In order to make the client-side scripts caching more effective, we've updated the Echo.Loader machinery to load JS SDK scripts from the latest stable version (for example, "v3.0.12") vs current ("v3") version. We've also updated the response headers for the resources served from our CDN to instruct browsers to cache stable location resources for a longer period of time, like 2-3 months vs 24 hours as defined right now. We believe that it should improve the client side performance by avoiding unnecessary requests to download resources (like scripts, images, CSS files, etc) from the CDN.
The logic of the user initialization in Echo.App and Echo.Control was updated to provide an ability to override the "whoami" and "logout" URLs. This ability was added to provide the configuration flexibility in case the code should work with different (non-default) StreamServer cluster. The "whoami" and "logout" URLs are generated using the "apiBaseURL" and "submissionProxyURL" config parameters and passed into the Echo.UserSession. So, to override these URLs you can pass only "apiBaseURL" and "submissionProxyURL" into an App constructor.
Another update related to the user initialization was performed in the Echo.Canvas class (responsible for the Canvas initialization). Due to the fact that apps inside the Canvas might not necessarily use Echo users machinery, we decided to avoid the user object from being initialized inside the Canvas. Thus, we removed the "data-canvas-appkey" attribute from the Canvas DOM element container. Also the "data-canvas-appkey" parameter was a bit confusing in a context of the Canvases, making the AppServer and StreamServer tightly coupled. Since the appkey parameter is now removed, the Canvases machinery becomes StreamServer-independent.
The JS exception was thrown in case of sending a request using the "POST" method and the "JSONP" transport. We have fixed the issue in the Echo.API.Request class and prevent the JS exception from being thrown.
We have changed the default behavior of the Canvas loader machinery. Now the loader is fetching the Canvas data from production storage by default. Previously the development location was a default one and you had to instruct the loader to use the production location when you go into production.
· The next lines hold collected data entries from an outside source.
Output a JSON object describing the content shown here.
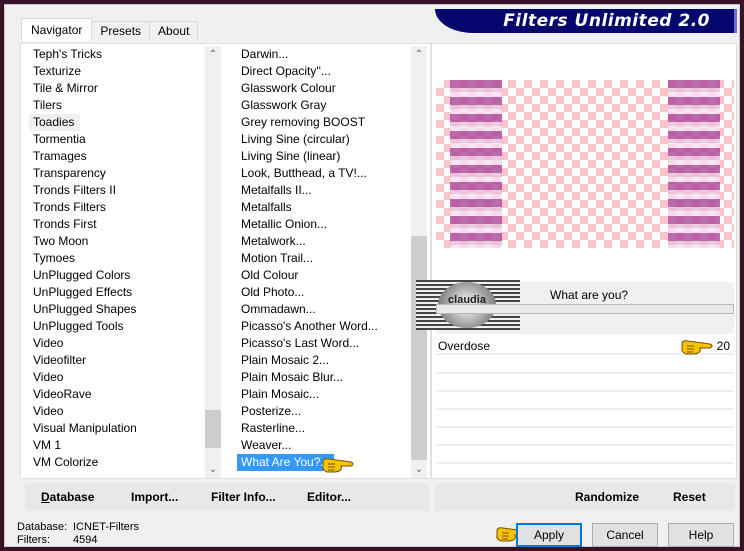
{
  "app": {
    "title": "Filters Unlimited 2.0"
  },
  "tabs": [
    {
      "label": "Navigator",
      "active": true
    },
    {
      "label": "Presets",
      "active": false
    },
    {
      "label": "About",
      "active": false
    }
  ],
  "categories": {
    "items": [
      "Teph's Tricks",
      "Texturize",
      "Tile & Mirror",
      "Tilers",
      "Toadies",
      "Tormentia",
      "Tramages",
      "Transparency",
      "Tronds Filters II",
      "Tronds Filters",
      "Tronds First",
      "Two Moon",
      "Tymoes",
      "UnPlugged Colors",
      "UnPlugged Effects",
      "UnPlugged Shapes",
      "UnPlugged Tools",
      "Video",
      "Videofilter",
      "Video",
      "VideoRave",
      "Video",
      "Visual Manipulation",
      "VM 1",
      "VM Colorize"
    ],
    "selected": "Toadies"
  },
  "filters": {
    "items": [
      "Darwin...",
      "Direct Opacity''...",
      "Glasswork Colour",
      "Glasswork Gray",
      "Grey removing BOOST",
      "Living Sine (circular)",
      "Living Sine (linear)",
      "Look, Butthead, a TV!...",
      "Metalfalls II...",
      "Metalfalls",
      "Metallic Onion...",
      "Metalwork...",
      "Motion Trail...",
      "Old Colour",
      "Old Photo...",
      "Ommadawn...",
      "Picasso's Another Word...",
      "Picasso's Last Word...",
      "Plain Mosaic 2...",
      "Plain Mosaic Blur...",
      "Plain Mosaic...",
      "Posterize...",
      "Rasterline...",
      "Weaver...",
      "What Are You?..."
    ],
    "selected": "What Are You?..."
  },
  "left_buttons": {
    "database": "Database",
    "import": "Import...",
    "filter_info": "Filter Info...",
    "editor": "Editor..."
  },
  "preview": {
    "filter_title": "What are you?",
    "logo_text": "claudia",
    "params": [
      {
        "label": "Overdose",
        "value": "20"
      }
    ]
  },
  "right_buttons": {
    "randomize": "Randomize",
    "reset": "Reset"
  },
  "status": {
    "database_label": "Database:",
    "database_value": "ICNET-Filters",
    "filters_label": "Filters:",
    "filters_value": "4594"
  },
  "dialog_buttons": {
    "apply": "Apply",
    "cancel": "Cancel",
    "help": "Help"
  },
  "colors": {
    "banner": "#05056e",
    "selection": "#3399ff",
    "apply_focus": "#0078d7"
  }
}
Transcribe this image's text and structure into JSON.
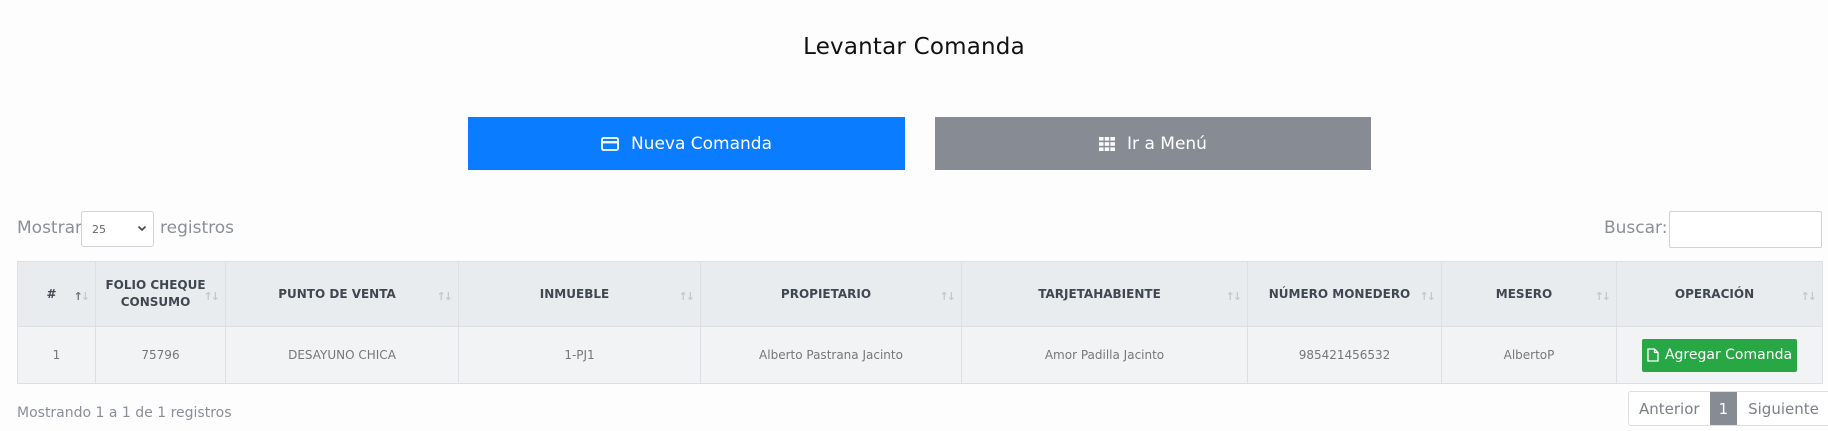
{
  "page": {
    "title": "Levantar Comanda"
  },
  "actions": {
    "new_order": {
      "label": "Nueva Comanda",
      "icon": "credit-card-icon",
      "color": "#0a7cff"
    },
    "go_menu": {
      "label": "Ir a Menú",
      "icon": "grid-icon",
      "color": "#878c94"
    }
  },
  "length_control": {
    "prefix": "Mostrar",
    "value": "25",
    "suffix": "registros"
  },
  "search": {
    "label": "Buscar:",
    "value": ""
  },
  "table": {
    "headers": [
      "#",
      "FOLIO CHEQUE CONSUMO",
      "PUNTO DE VENTA",
      "INMUEBLE",
      "PROPIETARIO",
      "TARJETAHABIENTE",
      "NÚMERO MONEDERO",
      "MESERO",
      "OPERACIÓN"
    ],
    "rows": [
      {
        "num": "1",
        "folio": "75796",
        "punto_venta": "DESAYUNO CHICA",
        "inmueble": "1-PJ1",
        "propietario": "Alberto Pastrana Jacinto",
        "tarjetahabiente": "Amor Padilla Jacinto",
        "monedero": "985421456532",
        "mesero": "AlbertoP",
        "operacion": {
          "label": "Agregar Comanda",
          "icon": "file-icon",
          "color": "#28a745"
        }
      }
    ]
  },
  "footer": {
    "info": "Mostrando 1 a 1 de 1 registros",
    "pagination": {
      "prev": "Anterior",
      "current": "1",
      "next": "Siguiente"
    }
  }
}
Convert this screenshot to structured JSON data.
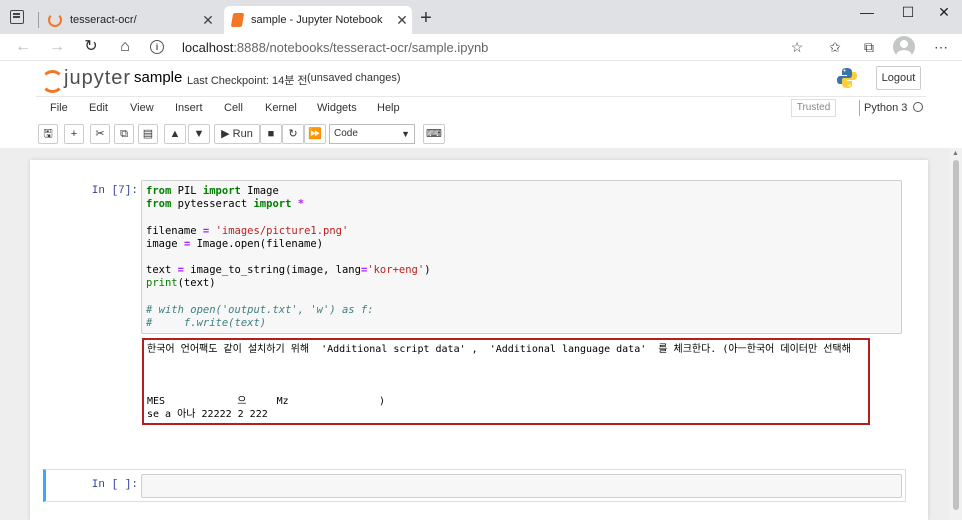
{
  "browser": {
    "tabs": [
      {
        "title": "tesseract-ocr/",
        "icon": "jupyter-ring-icon"
      },
      {
        "title": "sample - Jupyter Notebook",
        "icon": "jupyter-notebook-icon"
      }
    ],
    "close_glyph": "✕",
    "new_tab_glyph": "+",
    "window_controls": {
      "minimize": "—",
      "maximize": "☐",
      "close": "✕"
    },
    "url_host": "localhost",
    "url_path": ":8888/notebooks/tesseract-ocr/sample.ipynb"
  },
  "jupyter": {
    "logo_text": "jupyter",
    "notebook_name": "sample",
    "checkpoint": "Last Checkpoint: 14분 전",
    "unsaved": "(unsaved changes)",
    "logout_label": "Logout",
    "menu": [
      "File",
      "Edit",
      "View",
      "Insert",
      "Cell",
      "Kernel",
      "Widgets",
      "Help"
    ],
    "trusted_label": "Trusted",
    "kernel_name": "Python 3",
    "run_label": "Run",
    "cell_type": "Code",
    "accent_color": "#f37726"
  },
  "cells": {
    "cell1_prompt": "In [7]:",
    "code": [
      [
        {
          "t": "from",
          "c": "kw"
        },
        {
          "t": " PIL "
        },
        {
          "t": "import",
          "c": "kw"
        },
        {
          "t": " Image"
        }
      ],
      [
        {
          "t": "from",
          "c": "kw"
        },
        {
          "t": " pytesseract "
        },
        {
          "t": "import",
          "c": "kw"
        },
        {
          "t": " "
        },
        {
          "t": "*",
          "c": "op"
        }
      ],
      [],
      [
        {
          "t": "filename "
        },
        {
          "t": "=",
          "c": "op"
        },
        {
          "t": " "
        },
        {
          "t": "'images/picture1.png'",
          "c": "str"
        }
      ],
      [
        {
          "t": "image "
        },
        {
          "t": "=",
          "c": "op"
        },
        {
          "t": " Image.open(filename)"
        }
      ],
      [],
      [
        {
          "t": "text "
        },
        {
          "t": "=",
          "c": "op"
        },
        {
          "t": " image_to_string(image, lang"
        },
        {
          "t": "=",
          "c": "op"
        },
        {
          "t": "'kor+eng'",
          "c": "str"
        },
        {
          "t": ")"
        }
      ],
      [
        {
          "t": "print",
          "c": "bi"
        },
        {
          "t": "(text)"
        }
      ],
      [],
      [
        {
          "t": "# with open('output.txt', 'w') as f:",
          "c": "cm"
        }
      ],
      [
        {
          "t": "#     f.write(text)",
          "c": "cm"
        }
      ]
    ],
    "output": [
      "한국어 언어팩도 같이 설치하기 위해  'Additional script data' ,  'Additional language data'  를 체크한다. (아ㅡ한국어 데이터만 선택해",
      "",
      "",
      "",
      "MES            으     Mz               )",
      "se a 아나 22222 2 222"
    ],
    "cell2_prompt": "In [ ]:"
  }
}
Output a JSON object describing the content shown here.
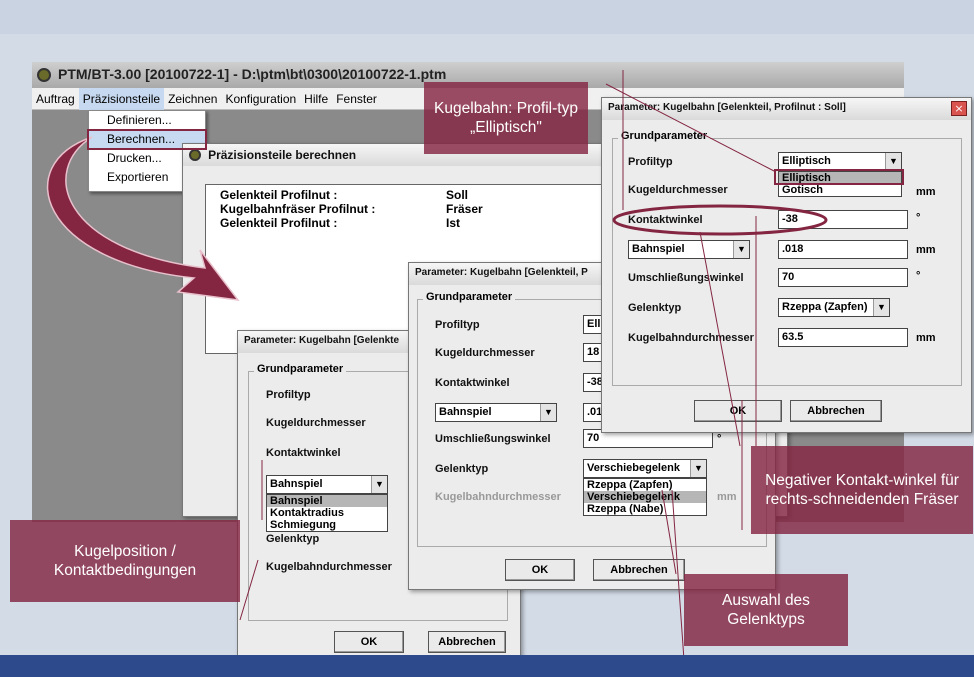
{
  "main_window": {
    "title": "PTM/BT-3.00 [20100722-1] - D:\\ptm\\bt\\0300\\20100722-1.ptm",
    "icon": "app-icon",
    "menu": [
      "Auftrag",
      "Präzisionsteile",
      "Zeichnen",
      "Konfiguration",
      "Hilfe",
      "Fenster"
    ],
    "dropdown": [
      "Definieren...",
      "Berechnen...",
      "Drucken...",
      "Exportieren"
    ]
  },
  "calc_window": {
    "title": "Präzisionsteile berechnen",
    "rows": [
      {
        "label": "Gelenkteil Profilnut :",
        "value": "Soll"
      },
      {
        "label": "Kugelbahnfräser Profilnut :",
        "value": "Fräser"
      },
      {
        "label": "Gelenkteil Profilnut :",
        "value": "Ist"
      }
    ]
  },
  "dialog_a": {
    "title": "Parameter: Kugelbahn [Gelenkte",
    "group": "Grundparameter",
    "labels": [
      "Profiltyp",
      "Kugeldurchmesser",
      "Kontaktwinkel",
      "Gelenktyp",
      "Kugelbahndurchmesser"
    ],
    "combo": "Bahnspiel",
    "combo_options": [
      "Bahnspiel",
      "Kontaktradius",
      "Schmiegung"
    ],
    "ok": "OK",
    "cancel": "Abbrechen"
  },
  "dialog_b": {
    "title": "Parameter: Kugelbahn [Gelenkteil, P",
    "group": "Grundparameter",
    "labels": [
      "Profiltyp",
      "Kugeldurchmesser",
      "Kontaktwinkel",
      "Umschließungswinkel",
      "Gelenktyp",
      "Kugelbahndurchmesser"
    ],
    "values": {
      "profiltyp": "Ell",
      "kugeldurchmesser": "18",
      "kontaktwinkel": "-38",
      "bahnspiel": ".01",
      "umschliessungswinkel": "70"
    },
    "combo": "Bahnspiel",
    "gelenktyp": "Verschiebegelenk",
    "gelenktyp_options": [
      "Rzeppa (Zapfen)",
      "Verschiebegelenk",
      "Rzeppa (Nabe)"
    ],
    "unit_mm": "mm",
    "unit_deg": "°",
    "ok": "OK",
    "cancel": "Abbrechen"
  },
  "dialog_c": {
    "title": "Parameter: Kugelbahn [Gelenkteil, Profilnut : Soll]",
    "group": "Grundparameter",
    "labels": [
      "Profiltyp",
      "Kugeldurchmesser",
      "Kontaktwinkel",
      "Umschließungswinkel",
      "Gelenktyp",
      "Kugelbahndurchmesser"
    ],
    "profiltyp": "Elliptisch",
    "profiltyp_options": [
      "Elliptisch",
      "Gotisch"
    ],
    "kontaktwinkel": "-38",
    "bahnspiel_combo": "Bahnspiel",
    "bahnspiel": ".018",
    "umschliessungswinkel": "70",
    "gelenktyp": "Rzeppa (Zapfen)",
    "kugelbahndurchmesser": "63.5",
    "unit_mm": "mm",
    "unit_deg": "°",
    "ok": "OK",
    "cancel": "Abbrechen",
    "close": "×"
  },
  "callouts": {
    "profiltyp": "Kugelbahn: Profil-typ „Elliptisch\"",
    "kontakt": "Negativer Kontakt-winkel für rechts-schneidenden Fräser",
    "gelenktyp": "Auswahl des Gelenktyps",
    "kugelpos": "Kugelposition / Kontaktbedingungen"
  },
  "colors": {
    "callout": "#842642",
    "background": "#d3dbe7",
    "bottom_band": "#2d4a8c"
  }
}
Now it's the reverse: if you want to work with the Canvas in development mode, you can specify it using the ' data-canvas-mode="dev" ' HTML attribute in the Canvas
container or by switching the SDK engine to debug mode for your session by adding the "#!echo.debug:true" into the anchor part of the page URL as described here.
Another important Canvas loader machinery update: we provided the ability to load the same Canvas data from multiple domains using CORS (cross-domain AJAX calls). Previously there was a limitation that allowed Canvas config to be loaded from a single domain only. This limitation was removed and now you can place the same Canvas on different domains (for example: dev, qa, prod).
We have updated the Echo.API.Request class and added extra validation for the "transport" key. Now if the "transport" key is defined incorrectly, this value is ignored.